- Dogs suitable for experienced owners
- Extra training required
- Generally healthy breed
- Enjoys active walks
- Enjoys one to two hours of walking a day
- Medium dog
- Minimum drool
- Requires grooming once a week
- Chatty and vocal dog
- Barks and alerts to visitors/anything unusual
- Could have issues with unknown dogs but gets along with known dogs
- May need additional training to live with other pets
- May need additional supervision to live with children
- Needs a small garden
- Can happily live in the city
- Can be left occasionally with training
An alert, bold breed with natural guarding tendencies, the German Pinscher needs an active home with experienced owners, who can socialize, train and handle him. This high-spirited dog would run rings around a first-time owner! In the right home, he makes a loyal, rewarding dog that can be trained in a number of disciplines.
History and Origins
The German Pinscher dog breed is of the same origin as the Dobermann, which is larger, and the Miniature Pinscher, which is smaller. A farm dog, with his forefathers working as far back as the 15th century, the German Pinscher was used as a watch dog and ratter. Originally, there were two coat types – and the Standard Schnauzer is thought to have developed from the rough-coated Pinscher-type. The German Kennel Club recognised the German Pinscher in 1879.
As with many breeds, the German Pinscher can suffer from various hereditary eye disorders, and hip dysplasia (a condition that can lead to mobility problems). Eye testing and hip scoring of dogs prior to breeding is therefore important.

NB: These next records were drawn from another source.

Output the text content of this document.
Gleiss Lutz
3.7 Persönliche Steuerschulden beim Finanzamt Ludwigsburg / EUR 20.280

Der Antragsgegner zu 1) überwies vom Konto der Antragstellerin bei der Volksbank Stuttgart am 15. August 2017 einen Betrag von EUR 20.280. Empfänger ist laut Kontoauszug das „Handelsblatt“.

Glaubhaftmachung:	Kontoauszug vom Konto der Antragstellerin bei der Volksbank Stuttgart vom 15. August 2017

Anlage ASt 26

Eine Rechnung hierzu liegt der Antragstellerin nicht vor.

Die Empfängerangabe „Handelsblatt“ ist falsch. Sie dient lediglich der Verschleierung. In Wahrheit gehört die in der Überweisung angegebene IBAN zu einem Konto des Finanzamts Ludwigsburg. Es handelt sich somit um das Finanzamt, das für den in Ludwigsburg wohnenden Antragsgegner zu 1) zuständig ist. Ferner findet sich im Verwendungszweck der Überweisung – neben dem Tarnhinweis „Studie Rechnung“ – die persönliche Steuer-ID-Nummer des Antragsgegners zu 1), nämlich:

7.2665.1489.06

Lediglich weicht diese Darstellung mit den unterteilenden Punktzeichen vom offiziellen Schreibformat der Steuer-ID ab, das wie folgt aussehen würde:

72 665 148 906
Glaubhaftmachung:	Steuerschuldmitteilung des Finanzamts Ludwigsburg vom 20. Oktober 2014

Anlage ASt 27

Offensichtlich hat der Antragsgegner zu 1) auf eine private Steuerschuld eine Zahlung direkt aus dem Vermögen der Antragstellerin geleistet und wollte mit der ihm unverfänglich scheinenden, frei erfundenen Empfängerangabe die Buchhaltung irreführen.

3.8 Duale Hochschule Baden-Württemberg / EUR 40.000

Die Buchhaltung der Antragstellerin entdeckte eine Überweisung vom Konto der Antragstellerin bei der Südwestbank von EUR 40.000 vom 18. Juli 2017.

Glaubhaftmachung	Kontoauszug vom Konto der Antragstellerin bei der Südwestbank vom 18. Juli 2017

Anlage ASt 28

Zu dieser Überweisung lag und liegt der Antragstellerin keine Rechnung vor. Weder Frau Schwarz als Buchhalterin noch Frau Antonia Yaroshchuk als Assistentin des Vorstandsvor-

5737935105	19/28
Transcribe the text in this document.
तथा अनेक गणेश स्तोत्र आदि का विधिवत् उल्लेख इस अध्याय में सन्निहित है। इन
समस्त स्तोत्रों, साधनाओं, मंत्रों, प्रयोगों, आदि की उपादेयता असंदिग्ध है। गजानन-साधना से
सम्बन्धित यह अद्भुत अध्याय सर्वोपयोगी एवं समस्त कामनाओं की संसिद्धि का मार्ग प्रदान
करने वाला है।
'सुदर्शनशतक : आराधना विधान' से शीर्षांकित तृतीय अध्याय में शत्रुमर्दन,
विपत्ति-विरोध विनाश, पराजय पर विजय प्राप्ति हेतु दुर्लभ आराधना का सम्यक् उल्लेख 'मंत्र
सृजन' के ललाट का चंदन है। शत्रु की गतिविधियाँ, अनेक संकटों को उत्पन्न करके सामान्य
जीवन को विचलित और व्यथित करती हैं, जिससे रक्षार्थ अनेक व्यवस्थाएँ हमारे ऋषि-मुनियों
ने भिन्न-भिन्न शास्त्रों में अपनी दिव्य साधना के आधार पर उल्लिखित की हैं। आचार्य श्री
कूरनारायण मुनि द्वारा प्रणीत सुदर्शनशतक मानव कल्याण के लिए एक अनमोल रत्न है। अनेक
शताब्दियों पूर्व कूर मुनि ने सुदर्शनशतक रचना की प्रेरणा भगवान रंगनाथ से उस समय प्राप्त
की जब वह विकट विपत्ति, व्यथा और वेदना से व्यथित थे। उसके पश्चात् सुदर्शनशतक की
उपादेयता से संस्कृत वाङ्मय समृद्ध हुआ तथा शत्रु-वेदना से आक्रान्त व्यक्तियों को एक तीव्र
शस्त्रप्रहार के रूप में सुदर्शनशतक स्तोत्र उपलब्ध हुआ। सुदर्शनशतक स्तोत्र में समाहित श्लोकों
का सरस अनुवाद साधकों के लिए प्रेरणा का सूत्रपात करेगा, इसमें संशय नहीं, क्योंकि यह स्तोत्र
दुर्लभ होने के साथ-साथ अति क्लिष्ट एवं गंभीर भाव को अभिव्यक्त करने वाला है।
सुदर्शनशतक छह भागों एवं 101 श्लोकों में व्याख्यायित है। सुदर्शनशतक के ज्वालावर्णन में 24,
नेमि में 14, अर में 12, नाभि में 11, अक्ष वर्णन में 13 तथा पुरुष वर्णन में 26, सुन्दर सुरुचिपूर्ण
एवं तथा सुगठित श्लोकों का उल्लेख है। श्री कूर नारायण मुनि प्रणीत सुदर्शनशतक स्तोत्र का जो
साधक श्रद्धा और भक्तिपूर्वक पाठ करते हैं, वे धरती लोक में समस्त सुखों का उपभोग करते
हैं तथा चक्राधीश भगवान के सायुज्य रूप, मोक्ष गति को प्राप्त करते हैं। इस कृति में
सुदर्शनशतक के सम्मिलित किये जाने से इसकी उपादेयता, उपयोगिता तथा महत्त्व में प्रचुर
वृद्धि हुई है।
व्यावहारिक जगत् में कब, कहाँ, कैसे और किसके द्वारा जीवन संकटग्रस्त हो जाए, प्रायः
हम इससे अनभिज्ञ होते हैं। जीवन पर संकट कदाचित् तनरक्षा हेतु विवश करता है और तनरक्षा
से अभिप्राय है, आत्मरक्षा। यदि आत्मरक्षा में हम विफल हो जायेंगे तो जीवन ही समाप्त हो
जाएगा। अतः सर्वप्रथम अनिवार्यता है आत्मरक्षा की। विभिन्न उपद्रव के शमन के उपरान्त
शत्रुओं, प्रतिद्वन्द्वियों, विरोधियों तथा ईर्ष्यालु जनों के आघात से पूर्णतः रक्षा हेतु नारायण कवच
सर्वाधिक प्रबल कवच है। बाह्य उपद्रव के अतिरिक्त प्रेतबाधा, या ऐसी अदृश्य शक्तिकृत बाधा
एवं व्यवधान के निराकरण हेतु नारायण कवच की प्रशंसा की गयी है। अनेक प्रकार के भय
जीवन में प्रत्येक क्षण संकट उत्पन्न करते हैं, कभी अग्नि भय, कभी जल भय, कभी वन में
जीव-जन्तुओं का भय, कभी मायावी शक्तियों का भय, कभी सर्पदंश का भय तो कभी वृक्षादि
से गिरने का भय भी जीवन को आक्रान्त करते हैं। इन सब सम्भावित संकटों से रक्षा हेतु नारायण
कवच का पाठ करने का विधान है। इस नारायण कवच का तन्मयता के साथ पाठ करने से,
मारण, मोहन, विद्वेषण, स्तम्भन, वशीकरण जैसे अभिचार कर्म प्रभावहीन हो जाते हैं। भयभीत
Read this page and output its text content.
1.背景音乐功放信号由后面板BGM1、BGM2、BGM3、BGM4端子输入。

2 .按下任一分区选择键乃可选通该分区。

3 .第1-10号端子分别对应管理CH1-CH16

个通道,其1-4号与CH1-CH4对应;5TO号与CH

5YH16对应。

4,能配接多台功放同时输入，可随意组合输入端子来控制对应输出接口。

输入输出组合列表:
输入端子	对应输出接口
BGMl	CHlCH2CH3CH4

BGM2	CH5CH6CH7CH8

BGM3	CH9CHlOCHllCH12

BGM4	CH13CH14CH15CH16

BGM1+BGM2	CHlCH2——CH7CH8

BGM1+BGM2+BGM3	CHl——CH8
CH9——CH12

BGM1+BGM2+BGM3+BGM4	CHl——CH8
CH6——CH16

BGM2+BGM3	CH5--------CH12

Around an hour's exercise is needed per day, though he will happily accept more if you can offer it. Agility, obedience, tracking and other doggie sports will be enjoyed, too.
Your dog's diet needs to have the right balance of all the main nutrient groups including a constant supply of fresh water. It's also important to conduct regular body condition scores to ensure you keep your dog in ideal shape and remember to feed him at least twice daily and in accordance with the feeding guidelines of his particular food.
The short, smooth coat is low-maintenance, requiring a quick brush through once a week.
While many dogs are traditionally thought of as being good with children , all dogs and children need to be taught to get on with and respect each other, and be safe together. Even so, dogs and young children should never be left alone together and adults should supervise all interactions between them.